There Would Have Been No LLMs Without This
Game-changing 1990s: the bloom of NN, success of RNNLM and backpropagation, introduction of GPUs and advent of Transformers
Today, we immerse ourselves in the whirlpool of incredible proposals and developments that emerged in Artificial Intelligence (AI) and Machine Learning (ML) from 1990 to the mid-2000s. We explore how previous research, — despite the lack of computational power! — paved the way for modern Language Models (LLMs).
Luckily enough, since the decline of expert systems in the 1990s, there were no more AI winters. It truly became the renaissance of AI. During this time machine learning as we know it today was born. Though it’s impossible to cover everything that happened in ML and AI in an article, we will highlight the most significant events that have shaped the AI field and made the seemingly impossible possible. You might argue with what we chose! Please feel free to add your views to the comment section.
Before embarking on our journey, let’s describe what LLMs are. In a nutshell, LLMs are deep neural networks that utilize specialized architectures and undergo training on vast amounts of data. The first crucial keyword to consider is “neural networks*,” which serves as an ideal entry point for our discussion. They didn’t “happen” in the 90s, so we will need to cover a bit of the 1960s — late 1980s. As our story unfolds, you will witness the progression of concepts, gradually growing more sophisticated, until we ultimately arrive at the era of LLMs.

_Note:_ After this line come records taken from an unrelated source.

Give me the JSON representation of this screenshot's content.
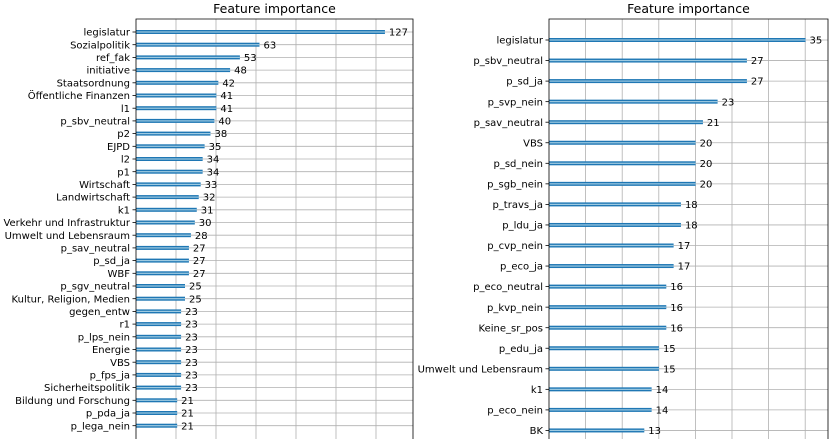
{
  "chart_data": [
    {
      "type": "bar",
      "orientation": "horizontal",
      "title": "Feature importance",
      "xlabel": "",
      "ylabel": "",
      "grid": true,
      "categories": [
        "legislatur",
        "Sozialpolitik",
        "ref_fak",
        "initiative",
        "Staatsordnung",
        "Öffentliche Finanzen",
        "l1",
        "p_sbv_neutral",
        "p2",
        "EJPD",
        "l2",
        "p1",
        "Wirtschaft",
        "Landwirtschaft",
        "k1",
        "Verkehr und Infrastruktur",
        "Umwelt und Lebensraum",
        "p_sav_neutral",
        "p_sd_ja",
        "WBF",
        "p_sgv_neutral",
        "Kultur, Religion, Medien",
        "gegen_entw",
        "r1",
        "p_lps_nein",
        "Energie",
        "VBS",
        "p_fps_ja",
        "Sicherheitspolitik",
        "Bildung und Forschung",
        "p_pda_ja",
        "p_lega_nein"
      ],
      "values": [
        127,
        63,
        53,
        48,
        42,
        41,
        41,
        40,
        38,
        35,
        34,
        34,
        33,
        32,
        31,
        30,
        28,
        27,
        27,
        27,
        25,
        25,
        23,
        23,
        23,
        23,
        23,
        23,
        23,
        21,
        21,
        21
      ],
      "bar_color": "#1f77b4"
    },
    {
      "type": "bar",
      "orientation": "horizontal",
      "title": "Feature importance",
      "xlabel": "",
      "ylabel": "",
      "grid": true,
      "categories": [
        "legislatur",
        "p_sbv_neutral",
        "p_sd_ja",
        "p_svp_nein",
        "p_sav_neutral",
        "VBS",
        "p_sd_nein",
        "p_sgb_nein",
        "p_travs_ja",
        "p_ldu_ja",
        "p_cvp_nein",
        "p_eco_ja",
        "p_eco_neutral",
        "p_kvp_nein",
        "Keine_sr_pos",
        "p_edu_ja",
        "Umwelt und Lebensraum",
        "k1",
        "p_eco_nein",
        "BK"
      ],
      "values": [
        35,
        27,
        27,
        23,
        21,
        20,
        20,
        20,
        18,
        18,
        17,
        17,
        16,
        16,
        16,
        15,
        15,
        14,
        14,
        13
      ],
      "bar_color": "#1f77b4"
    }
  ]
}
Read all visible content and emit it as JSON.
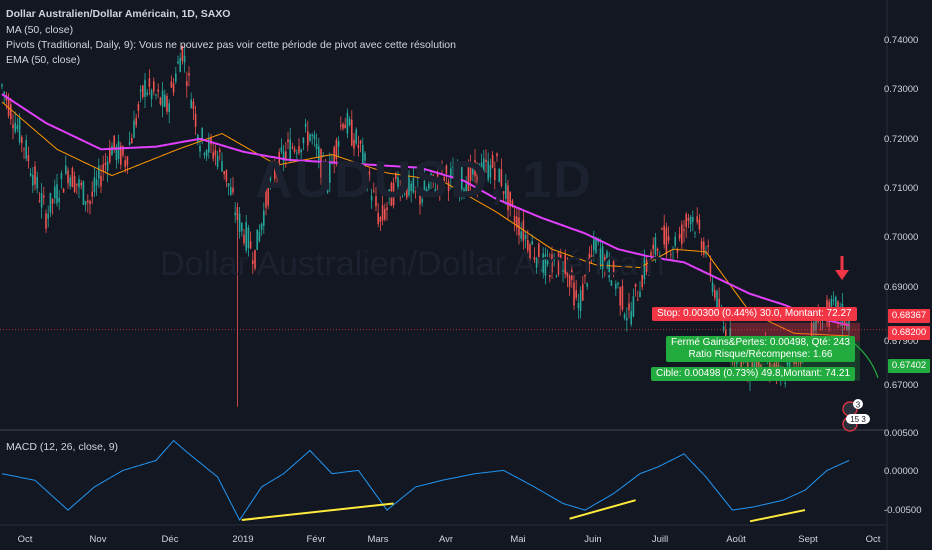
{
  "header": {
    "title": "Dollar Australien/Dollar Américain, 1D, SAXO",
    "indicators": [
      "MA (50, close)",
      "Pivots (Traditional, Daily, 9): Vous ne pouvez pas voir cette période de pivot avec cette résolution",
      "EMA (50, close)"
    ]
  },
  "watermark": {
    "ticker": "AUDUSD, 1D",
    "name": "Dollar Australien/Dollar Américain"
  },
  "price_axis": {
    "labels": [
      "0.74000",
      "0.73000",
      "0.72000",
      "0.71000",
      "0.70000",
      "0.69000",
      "0.67900",
      "0.67000"
    ],
    "tags": [
      {
        "text": "0.68367",
        "color": "#f23645"
      },
      {
        "text": "0.68200",
        "color": "#f23645"
      },
      {
        "text": "0.67402",
        "color": "#22ab3e"
      }
    ]
  },
  "macd": {
    "title": "MACD (12, 26, close, 9)",
    "axis_labels": [
      "0.00500",
      "0.00000",
      "-0.00500"
    ]
  },
  "time_axis": [
    "Oct",
    "Nov",
    "Déc",
    "2019",
    "Févr",
    "Mars",
    "Avr",
    "Mai",
    "Juin",
    "Juill",
    "Août",
    "Sept",
    "Oct"
  ],
  "trade": {
    "stop": "Stop: 0.00300 (0.44%) 30.0, Montant: 72.27",
    "closed": "Fermé Gains&Pertes: 0.00498, Qté: 243",
    "ratio": "Ratio Risque/Récompense: 1.66",
    "target": "Cible: 0.00498 (0.73%) 49.8,Montant: 74.21"
  },
  "events": {
    "count_a": "3",
    "count_b": "15 3"
  },
  "colors": {
    "bg": "#131722",
    "up": "#26a69a",
    "down": "#ef5350",
    "ema": "#e040fb",
    "ma": "#ff9800",
    "macd": "#2196f3",
    "trendline": "#ffeb3b",
    "stop": "#f23645",
    "target": "#22ab3e"
  },
  "chart_data": {
    "type": "candlestick",
    "instrument": "AUDUSD",
    "timeframe": "1D",
    "price_range": [
      0.6665,
      0.7445
    ],
    "macd_range": [
      -0.006,
      0.007
    ],
    "anchors": [
      [
        0,
        0.73
      ],
      [
        10,
        0.719
      ],
      [
        20,
        0.7055
      ],
      [
        30,
        0.714
      ],
      [
        40,
        0.708
      ],
      [
        50,
        0.7185
      ],
      [
        56,
        0.716
      ],
      [
        65,
        0.73
      ],
      [
        75,
        0.726
      ],
      [
        82,
        0.737
      ],
      [
        90,
        0.72
      ],
      [
        100,
        0.716
      ],
      [
        107,
        0.705
      ],
      [
        115,
        0.698
      ],
      [
        122,
        0.712
      ],
      [
        130,
        0.718
      ],
      [
        140,
        0.721
      ],
      [
        148,
        0.712
      ],
      [
        155,
        0.724
      ],
      [
        163,
        0.718
      ],
      [
        172,
        0.704
      ],
      [
        180,
        0.712
      ],
      [
        190,
        0.709
      ],
      [
        200,
        0.713
      ],
      [
        210,
        0.712
      ],
      [
        218,
        0.714
      ],
      [
        225,
        0.715
      ],
      [
        232,
        0.706
      ],
      [
        240,
        0.7
      ],
      [
        248,
        0.695
      ],
      [
        256,
        0.697
      ],
      [
        262,
        0.688
      ],
      [
        270,
        0.7
      ],
      [
        278,
        0.694
      ],
      [
        285,
        0.686
      ],
      [
        292,
        0.695
      ],
      [
        300,
        0.701
      ],
      [
        307,
        0.7
      ],
      [
        313,
        0.706
      ],
      [
        320,
        0.699
      ],
      [
        327,
        0.685
      ],
      [
        333,
        0.68
      ],
      [
        340,
        0.677
      ],
      [
        347,
        0.679
      ],
      [
        354,
        0.674
      ],
      [
        360,
        0.678
      ],
      [
        366,
        0.681
      ],
      [
        372,
        0.686
      ],
      [
        379,
        0.6875
      ],
      [
        385,
        0.685
      ]
    ],
    "ema": [
      [
        0,
        0.7285
      ],
      [
        20,
        0.723
      ],
      [
        45,
        0.718
      ],
      [
        70,
        0.7185
      ],
      [
        90,
        0.72
      ],
      [
        110,
        0.7175
      ],
      [
        130,
        0.716
      ],
      [
        150,
        0.7155
      ],
      [
        170,
        0.715
      ],
      [
        190,
        0.7145
      ],
      [
        210,
        0.712
      ],
      [
        225,
        0.7085
      ],
      [
        245,
        0.705
      ],
      [
        265,
        0.702
      ],
      [
        280,
        0.699
      ],
      [
        295,
        0.6975
      ],
      [
        310,
        0.6965
      ],
      [
        325,
        0.6935
      ],
      [
        340,
        0.6905
      ],
      [
        355,
        0.6885
      ],
      [
        370,
        0.686
      ],
      [
        385,
        0.6845
      ]
    ],
    "ma": [
      [
        0,
        0.727
      ],
      [
        25,
        0.718
      ],
      [
        50,
        0.713
      ],
      [
        80,
        0.718
      ],
      [
        100,
        0.721
      ],
      [
        125,
        0.715
      ],
      [
        150,
        0.717
      ],
      [
        175,
        0.7135
      ],
      [
        200,
        0.712
      ],
      [
        225,
        0.706
      ],
      [
        250,
        0.699
      ],
      [
        270,
        0.696
      ],
      [
        290,
        0.6955
      ],
      [
        305,
        0.699
      ],
      [
        320,
        0.6985
      ],
      [
        340,
        0.687
      ],
      [
        360,
        0.683
      ],
      [
        385,
        0.6825
      ]
    ],
    "macd_line": [
      [
        0,
        0.001
      ],
      [
        15,
        0.0
      ],
      [
        30,
        -0.0045
      ],
      [
        42,
        -0.001
      ],
      [
        55,
        0.0015
      ],
      [
        70,
        0.003
      ],
      [
        78,
        0.006
      ],
      [
        85,
        0.004
      ],
      [
        98,
        0.0005
      ],
      [
        108,
        -0.006
      ],
      [
        118,
        -0.001
      ],
      [
        128,
        0.001
      ],
      [
        140,
        0.0045
      ],
      [
        150,
        0.001
      ],
      [
        162,
        0.0015
      ],
      [
        175,
        -0.0045
      ],
      [
        188,
        -0.001
      ],
      [
        200,
        0.0
      ],
      [
        215,
        0.001
      ],
      [
        228,
        0.0015
      ],
      [
        242,
        -0.001
      ],
      [
        255,
        -0.0035
      ],
      [
        265,
        -0.0045
      ],
      [
        278,
        -0.002
      ],
      [
        290,
        0.001
      ],
      [
        298,
        0.002
      ],
      [
        310,
        0.004
      ],
      [
        320,
        0.0005
      ],
      [
        332,
        -0.0045
      ],
      [
        342,
        -0.004
      ],
      [
        355,
        -0.003
      ],
      [
        365,
        -0.0015
      ],
      [
        375,
        0.0015
      ],
      [
        385,
        0.003
      ]
    ]
  }
}
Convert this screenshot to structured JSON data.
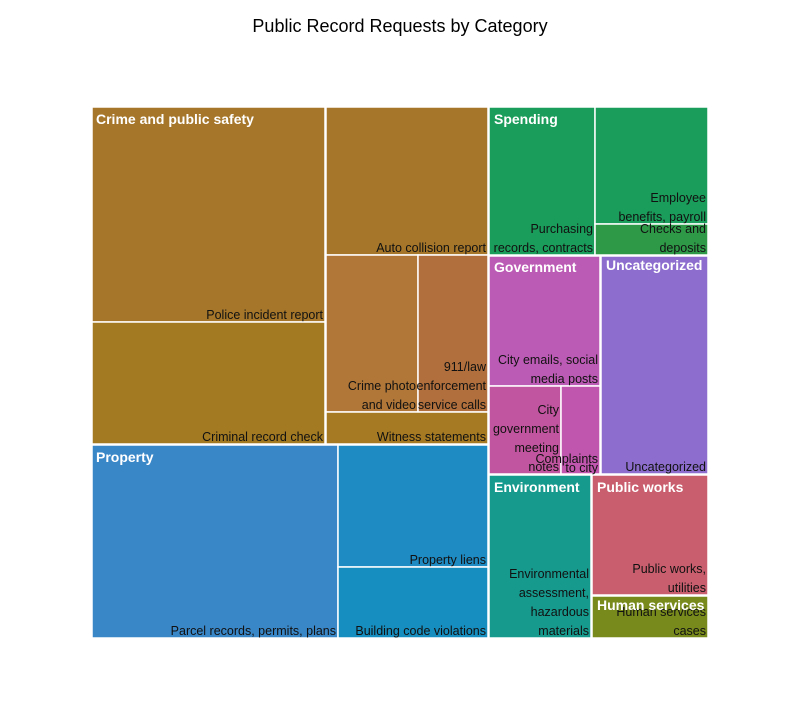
{
  "chart_data": {
    "type": "treemap",
    "title": "Public Record Requests by Category",
    "groups": [
      {
        "name": "Crime and public safety",
        "color": "#A6772A",
        "items": [
          {
            "label": [
              "Police incident report"
            ],
            "color": "#A6772A"
          },
          {
            "label": [
              "Criminal record check"
            ],
            "color": "#A37A22"
          },
          {
            "label": [
              "Auto collision report"
            ],
            "color": "#A6772A"
          },
          {
            "label": [
              "Crime photo",
              "and video"
            ],
            "color": "#B17738"
          },
          {
            "label": [
              "911/law",
              "enforcement",
              "service calls"
            ],
            "color": "#B06F3C"
          },
          {
            "label": [
              "Witness statements"
            ],
            "color": "#A67A23"
          }
        ]
      },
      {
        "name": "Property",
        "color": "#3A87C8",
        "items": [
          {
            "label": [
              "Parcel records, permits, plans"
            ],
            "color": "#3A87C8"
          },
          {
            "label": [
              "Property liens"
            ],
            "color": "#1E8BC3"
          },
          {
            "label": [
              "Building code violations"
            ],
            "color": "#168EBF"
          }
        ]
      },
      {
        "name": "Spending",
        "color": "#1A9C5A",
        "items": [
          {
            "label": [
              "Purchasing",
              "records, contracts"
            ],
            "color": "#1A9C5A"
          },
          {
            "label": [
              "Employee",
              "benefits, payroll"
            ],
            "color": "#1A9C5A"
          },
          {
            "label": [
              "Checks and",
              "deposits"
            ],
            "color": "#2E9A48"
          }
        ]
      },
      {
        "name": "Government",
        "color": "#BC5BB5",
        "items": [
          {
            "label": [
              "City emails, social",
              "media posts"
            ],
            "color": "#BC5BB5"
          },
          {
            "label": [
              "City",
              "government",
              "meeting",
              "notes"
            ],
            "color": "#C2559F"
          },
          {
            "label": [
              "Complaints",
              "to city"
            ],
            "color": "#C056AD"
          }
        ]
      },
      {
        "name": "Uncategorized",
        "color": "#8D6ECE",
        "items": [
          {
            "label": [
              "Uncategorized"
            ],
            "color": "#8D6ECE"
          }
        ]
      },
      {
        "name": "Environment",
        "color": "#169A8E",
        "items": [
          {
            "label": [
              "Environmental",
              "assessment,",
              "hazardous",
              "materials"
            ],
            "color": "#169A8E"
          }
        ]
      },
      {
        "name": "Public works",
        "color": "#C95F6E",
        "items": [
          {
            "label": [
              "Public works,",
              "utilities"
            ],
            "color": "#C95F6E"
          }
        ]
      },
      {
        "name": "Human services",
        "color": "#788A1C",
        "items": [
          {
            "label": [
              "Human services",
              "cases"
            ],
            "color": "#788A1C"
          }
        ]
      }
    ]
  }
}
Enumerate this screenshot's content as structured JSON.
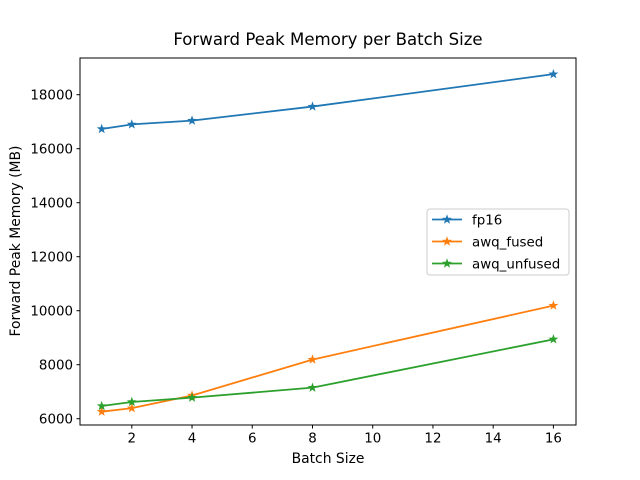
{
  "chart_data": {
    "type": "line",
    "title": "Forward Peak Memory per Batch Size",
    "xlabel": "Batch Size",
    "ylabel": "Forward Peak Memory (MB)",
    "x": [
      1,
      2,
      4,
      8,
      16
    ],
    "series": [
      {
        "name": "fp16",
        "color": "#1f77b4",
        "values": [
          16730,
          16900,
          17040,
          17560,
          18760
        ]
      },
      {
        "name": "awq_fused",
        "color": "#ff7f0e",
        "values": [
          6260,
          6390,
          6860,
          8190,
          10190
        ]
      },
      {
        "name": "awq_unfused",
        "color": "#2ca02c",
        "values": [
          6470,
          6620,
          6780,
          7150,
          8940
        ]
      }
    ],
    "xticks": [
      2,
      4,
      6,
      8,
      10,
      12,
      14,
      16
    ],
    "yticks": [
      6000,
      8000,
      10000,
      12000,
      14000,
      16000,
      18000
    ],
    "xlim": [
      0.28,
      16.75
    ],
    "ylim": [
      5767,
      19359
    ],
    "grid": false,
    "marker": "star",
    "legend_position": "center-right",
    "background_color": "#ffffff",
    "spine_color": "#000000",
    "text_color": "#000000",
    "legend_border_color": "#cccccc"
  }
}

*A neural network is a computational model inspired by the human brain, composed of interconnected artificial neurons that process and transmit information to learn and make predictions
1960–1985: Progress and Setbacks of Neural Networks
The foundation for LLMs was laid long before the 1990s. In the 1940s, McCulloch and Walter Pitts pioneered artificial neural networks inspired by the human mind and biological neural networks. Marvin Minsky’s SNARC system in the 1950s marked the first computerized artificial neural network.